You’ve always been infatuated with public health, and your love has grown exponentially during the pandemic — like antibiotic-resistant bacteria. Arriving back to campus, armed with crates of N-95s, kegs of hand sanitizer, and even a few face shields, you had hoped the pandemic would galvanize your peers into caring as much as you do. But you quickly find you were sorely mistaken. Take last Friday, for example.
It’s a brisk Cambridge morning. You left your HEPA filter on ‘Turbo’ mode when you went to bed, so you take a deep breath, hold it, and let go. “Damn, that’s the good stuff,” you say as you head out of your dorm for class.
You sit down for your first GenEd section of the semester, and the inevitably banal icebreakers commence. Your TF lists the Harvard identifiers you must disclose: your concentration, house, and year. Then comes the TF’s final, quirky query:“Favorite color?”
Finally, a question that gets to the meat of who we all really are.
“Who wants to go first?” they say.
You slap the table like it’s an anti-vaxxer, toss back your chair, and declare that you do. You want to go first.
After you’ve caught your breath from the exertion of leaping from your seat (those two N-95s do inhibit airflow), you proudly proclaim: “Color Health, Inc.! Everyone's favorite!”
You scan the room, hoping to hear some applause, or at least see some hearty nods of agreement — but nothing. Stunned, you sink back into your chair, unable to believe the hackneyed hues your classmates are naming: blue, green, yellow, red.
You amble out of section in a fog and head for the bathroom. This can’t be real. Who even likes yellow? Do they not appreciate the compassionate, almost paternal reminders of when you’re “due for your next COVID-19 test”?
To cool off, you stand in front of the sink and splash water on your face. It’s okay that your masks get wet; the CDC Google alert you read yesterday says a humid mask environment helps prevent the transmission of viral particles.
After a rage-filled lunch, you head back to the dorm, trying not to let despair overtake you. “So what if people don’t care as much as they should?” you monologue. You pause your march to respectfully detach the interlocked hands of an amorous pair. “Six feet, sweeties!”
“You have to be the change you want to see in the world,” you resolve out loud. It’s time you scaled up. But where could your efforts be most effective?
You gather white envelopes, your embossing kit, and with a little Harvard directory perusing, compile a roster of the [redacted athletic] team in your Notes app. You slide a Covid test into each envelope, seal the edge with hot wax, and write names on the front in cursive. It’s hard work, but someone’s gotta do it.
Six hours later, you march down the halls of Dunster, your chest puffed with pride. You carefully slide a wax-sealed envelope into each room until a noise stops you in your tracks. You cup your ear against the door.
“That feels so good babe, do you have protection?”
You seize another golden opportunity to promote Covid safety.

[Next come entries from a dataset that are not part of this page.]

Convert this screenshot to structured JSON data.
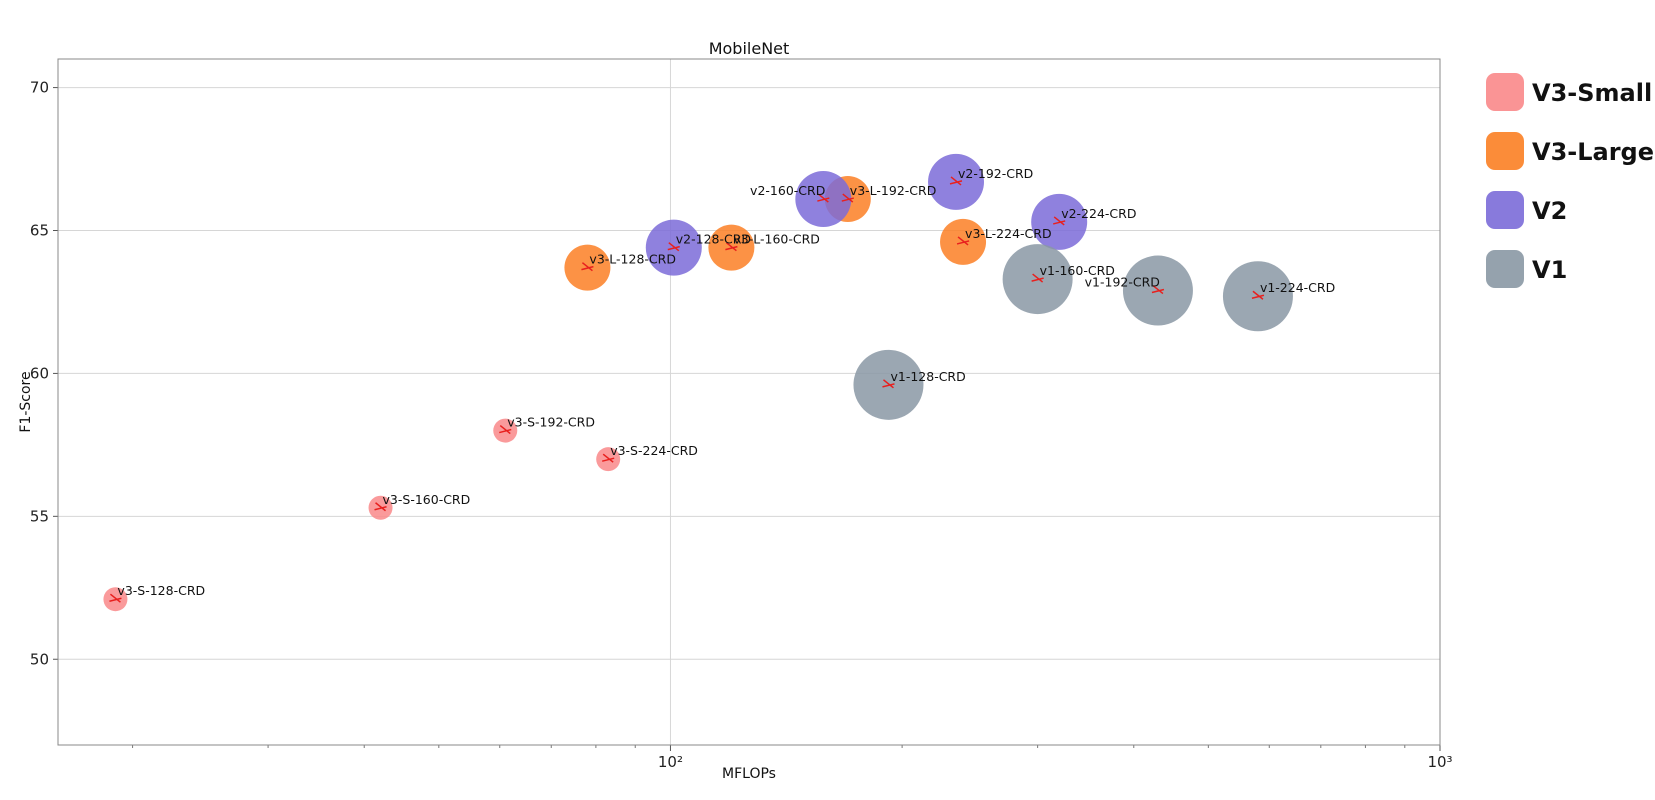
{
  "chart_data": {
    "type": "scatter",
    "title": "MobileNet",
    "xlabel": "MFLOPs",
    "ylabel": "F1-Score",
    "x_scale": "log",
    "xlim": [
      16,
      1000
    ],
    "ylim": [
      47,
      71
    ],
    "x_major_ticks": [
      100,
      1000
    ],
    "x_tick_labels": [
      "10²",
      "10³"
    ],
    "yticks": [
      50,
      55,
      60,
      65,
      70
    ],
    "grid": true,
    "legend_position": "right",
    "series": [
      {
        "name": "V3-Small",
        "color": "#f9888a",
        "points": [
          {
            "label": "v3-S-128-CRD",
            "x": 19,
            "y": 52.1,
            "size": 12
          },
          {
            "label": "v3-S-160-CRD",
            "x": 42,
            "y": 55.3,
            "size": 12
          },
          {
            "label": "v3-S-192-CRD",
            "x": 61,
            "y": 58.0,
            "size": 12
          },
          {
            "label": "v3-S-224-CRD",
            "x": 83,
            "y": 57.0,
            "size": 12
          }
        ]
      },
      {
        "name": "V3-Large",
        "color": "#fb7f24",
        "points": [
          {
            "label": "v3-L-128-CRD",
            "x": 78,
            "y": 63.7,
            "size": 23
          },
          {
            "label": "v3-L-160-CRD",
            "x": 120,
            "y": 64.4,
            "size": 23
          },
          {
            "label": "v3-L-192-CRD",
            "x": 170,
            "y": 66.1,
            "size": 23
          },
          {
            "label": "v3-L-224-CRD",
            "x": 240,
            "y": 64.6,
            "size": 23
          }
        ]
      },
      {
        "name": "V2",
        "color": "#7b6bd8",
        "points": [
          {
            "label": "v2-128-CRD",
            "x": 101,
            "y": 64.4,
            "size": 28
          },
          {
            "label": "v2-160-CRD",
            "x": 158,
            "y": 66.1,
            "size": 28
          },
          {
            "label": "v2-192-CRD",
            "x": 235,
            "y": 66.7,
            "size": 28
          },
          {
            "label": "v2-224-CRD",
            "x": 320,
            "y": 65.3,
            "size": 28
          }
        ]
      },
      {
        "name": "V1",
        "color": "#8a98a4",
        "points": [
          {
            "label": "v1-128-CRD",
            "x": 192,
            "y": 59.6,
            "size": 35
          },
          {
            "label": "v1-160-CRD",
            "x": 300,
            "y": 63.3,
            "size": 35
          },
          {
            "label": "v1-192-CRD",
            "x": 430,
            "y": 62.9,
            "size": 35
          },
          {
            "label": "v1-224-CRD",
            "x": 580,
            "y": 62.7,
            "size": 35
          }
        ]
      }
    ]
  }
}
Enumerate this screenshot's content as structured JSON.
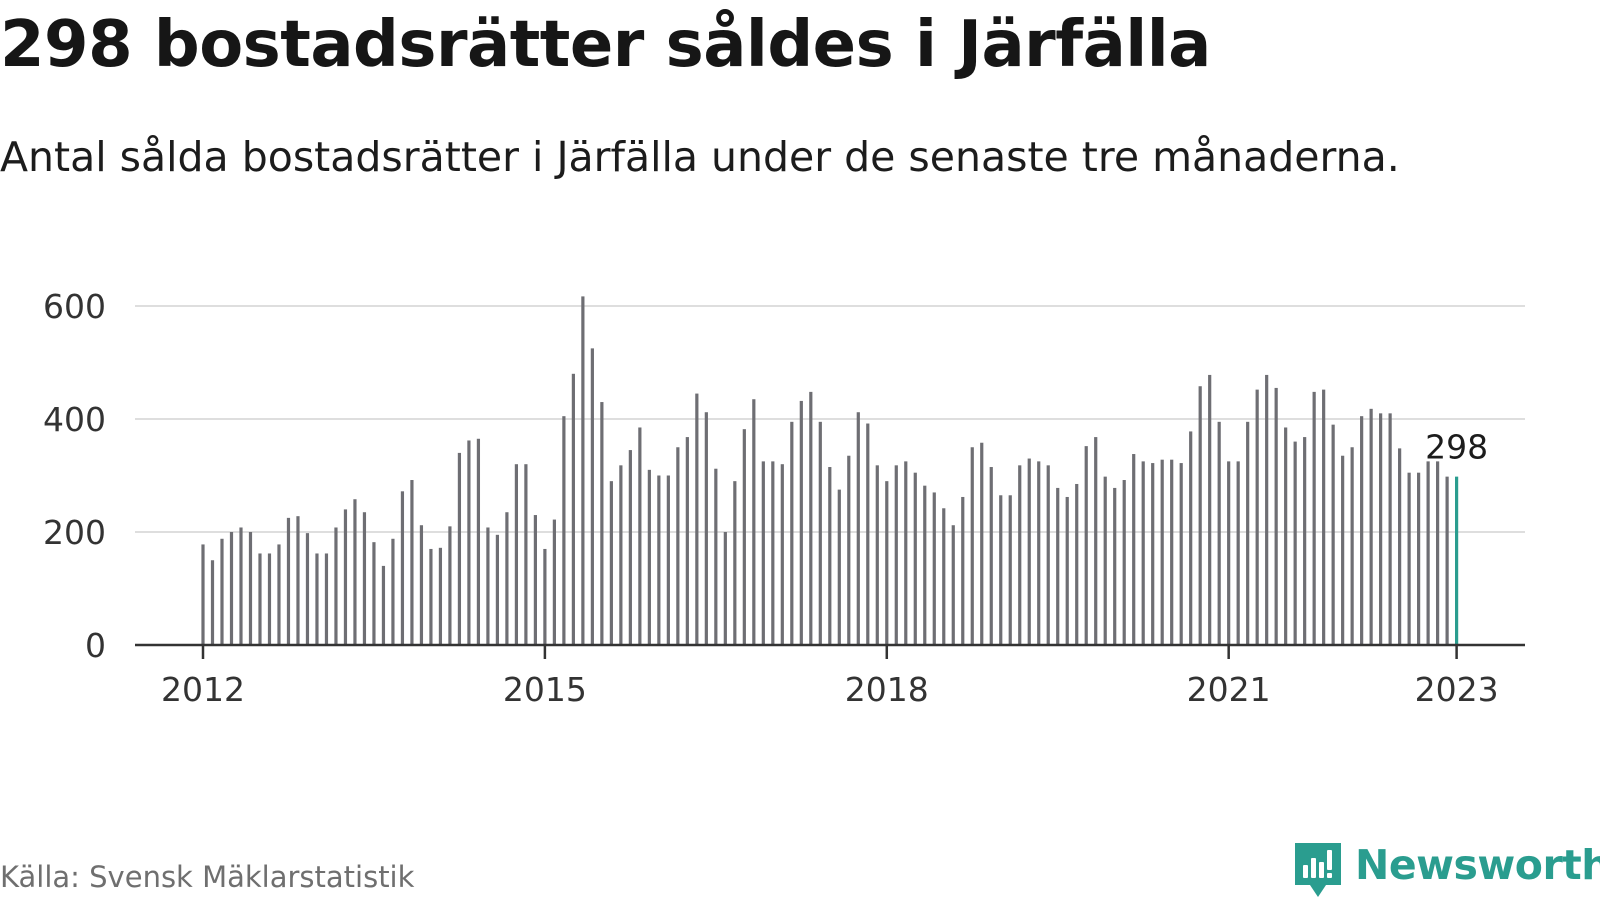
{
  "header": {
    "title": "298 bostadsrätter såldes i Järfälla",
    "subtitle": "Antal sålda bostadsrätter i Järfälla under de senaste tre månaderna."
  },
  "footer": {
    "source": "Källa: Svensk Mäklarstatistik",
    "brand": "Newsworthy",
    "brand_icon": "newsworthy-logo-icon"
  },
  "colors": {
    "bar": "#6e6e73",
    "highlight": "#2a9d8f",
    "grid": "#dedede",
    "axis": "#333333",
    "brand": "#2a9d8f"
  },
  "chart_data": {
    "type": "bar",
    "title": "",
    "xlabel": "",
    "ylabel": "",
    "ylim": [
      0,
      600
    ],
    "y_ticks": [
      0,
      200,
      400,
      600
    ],
    "x_ticks": [
      "2012",
      "2015",
      "2018",
      "2021",
      "2023"
    ],
    "grid": true,
    "legend": "none",
    "start": "2012-01",
    "end": "2023-01",
    "highlight_label": "298",
    "values": [
      178,
      150,
      188,
      200,
      208,
      200,
      162,
      162,
      178,
      225,
      228,
      198,
      162,
      162,
      208,
      240,
      258,
      235,
      182,
      140,
      188,
      272,
      292,
      212,
      170,
      172,
      210,
      340,
      362,
      365,
      208,
      195,
      235,
      320,
      320,
      230,
      170,
      222,
      405,
      480,
      617,
      525,
      430,
      290,
      318,
      345,
      385,
      310,
      300,
      300,
      350,
      368,
      445,
      412,
      312,
      200,
      290,
      382,
      435,
      325,
      325,
      320,
      395,
      432,
      448,
      395,
      315,
      275,
      335,
      412,
      392,
      318,
      290,
      318,
      325,
      305,
      282,
      270,
      242,
      212,
      262,
      350,
      358,
      315,
      265,
      265,
      318,
      330,
      325,
      318,
      278,
      262,
      285,
      352,
      368,
      298,
      278,
      292,
      338,
      325,
      322,
      328,
      328,
      322,
      378,
      458,
      478,
      395,
      325,
      325,
      395,
      452,
      478,
      455,
      385,
      360,
      368,
      448,
      452,
      390,
      335,
      350,
      405,
      418,
      410,
      410,
      348,
      305,
      305,
      325,
      325,
      298,
      298
    ]
  }
}
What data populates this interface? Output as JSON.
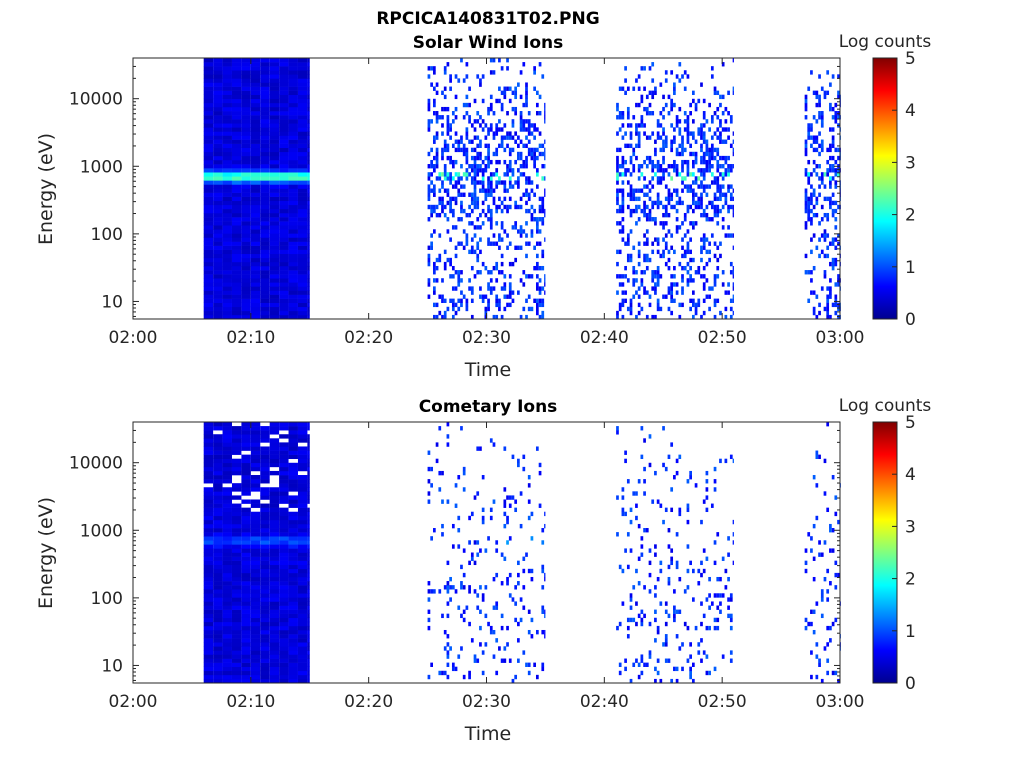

“I do!” you scream at the door, sliding two N-95s underneath. The noises from within the room stop suddenly, the pair undoubtedly speechless at their good fortune.
Walking out of Dunster, you pat yourself on the back with a gloved hand. It’s been a long day of being phenomenal. After so many hours bettering humanity, it’s high time for some self-care; time to take your Covid test.
The feeling of that plastic swab massaging your nasal passages, the righteous patter of typing in your kit’s activation code, the suspense that lingers in the split second before your results load: will it be that sweet, sweet negative green?
You head downstairs, eager for that thrill of slipping the biohazard bag into the drop bin.
But wait! Someone else approaches the bin. You are worried you both might step to turn in your test at the same time, but they respectfully pause, keeping the appropriate social distance.
Chivalry is not dead. And neither are you, because you followed Covid Safety Guidelines.
Their eyes, a luminous surgical mask blue, peer out from over their multiple face coverings. Their muffled voice breaks the silence: “What’s your favorite color?”